Why’d the laws slip into place in the first place—many in this century? Scott Kellogg of Albany’s visionary Radix Center noted an underlying anti-immigrant sensibility that wanted to punish newer citizens who still held on to home farming ways, along with a latent hangover from our nation’s shift away from rural life and all it represented over a few generations.
But he also said that many of the people most wanting to raise chickens in the Hudson Valley, as well as his city at its northern end, are newcomers to the area themselves. They want healthier lives, grainier experiences, a mash-up of what was once traditionally urban and traditionally rural. Raising chickens is a version, you could say, of small batch ales, plaid, and farm-to-table comfort food.
What’s involved in keeping fowl? Kellogg pointed out how great the feathered creatures are at taking care of any and all food scraps (except coffee grounds); how bigger chickens and ducks are easier for Hudson Valley winters; and how one needs hay to mix with the chicken poo to create a usable compost. Fencing and an enclosure, a heated source of water, and roosting spots are key.
But also a sense of commitment by whoever’s going to be raising the chickens to check for eggs daily, keep an eye out for predators, and make sure basic needs are met.

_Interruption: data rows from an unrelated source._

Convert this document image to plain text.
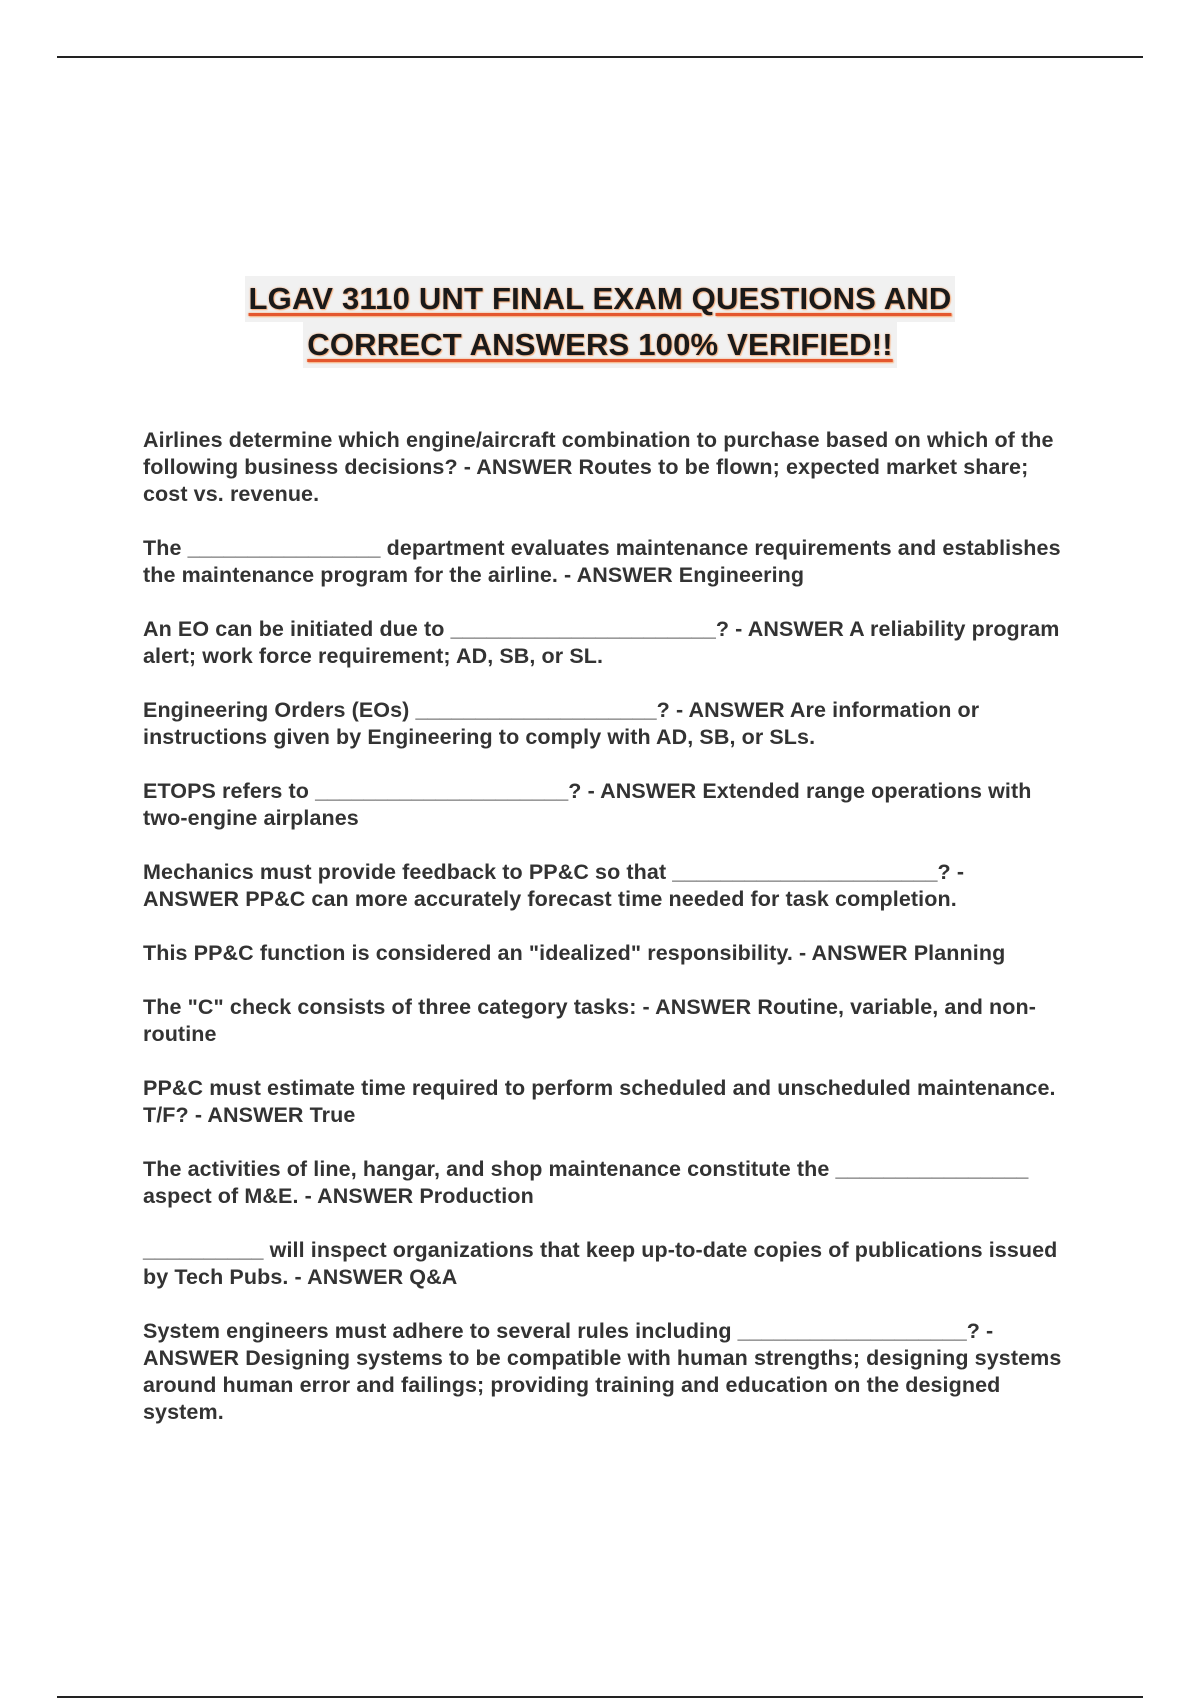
LGAV 3110 UNT FINAL EXAM QUESTIONS AND
CORRECT ANSWERS 100% VERIFIED!!

Airlines determine which engine/aircraft combination to purchase based on which of the following business decisions? - ANSWER Routes to be flown; expected market share; cost vs. revenue.

The ________________ department evaluates maintenance requirements and establishes the maintenance program for the airline. - ANSWER Engineering

An EO can be initiated due to ______________________? - ANSWER A reliability program alert; work force requirement; AD, SB, or SL.

Engineering Orders (EOs) ____________________? - ANSWER Are information or instructions given by Engineering to comply with AD, SB, or SLs.

ETOPS refers to _____________________? - ANSWER Extended range operations with two-engine airplanes

Mechanics must provide feedback to PP&C so that ______________________? - ANSWER PP&C can more accurately forecast time needed for task completion.

This PP&C function is considered an "idealized" responsibility. - ANSWER Planning

The "C" check consists of three category tasks: - ANSWER Routine, variable, and non-routine

PP&C must estimate time required to perform scheduled and unscheduled maintenance. T/F? - ANSWER True

The activities of line, hangar, and shop maintenance constitute the ________________ aspect of M&E. - ANSWER Production

__________ will inspect organizations that keep up-to-date copies of publications issued by Tech Pubs. - ANSWER Q&A

System engineers must adhere to several rules including ___________________? - ANSWER Designing systems to be compatible with human strengths; designing systems around human error and failings; providing training and education on the designed system.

Everyone we spoke with pointed out how chickens tend to stop laying eggs when the light dims each autumn, as well as how much easier it is to raise them with a community. And not get too attached to them as if they were pets. They aren’t.
Most importantly, all we spoke with noted the importance of checking with the “chicken laws” wherever you live. Remember that most places do not allow roosters (which tend to get aggressive as well as loud), require setbacks and/or paid permits, and strongly suggest you get the okay of your neighbors before bringing in your new clucking brood.
As for all those fears about chickens drawing vermin: it’s not true (just keep your chicken feed safe). Counter the fearful by noting how fowl eat bugs, including ticks.
And don’t engage if anyone brings up anything regarding immigrants, or keeping the rural separate from what’s urban. That’s so old, now. Chickens are new!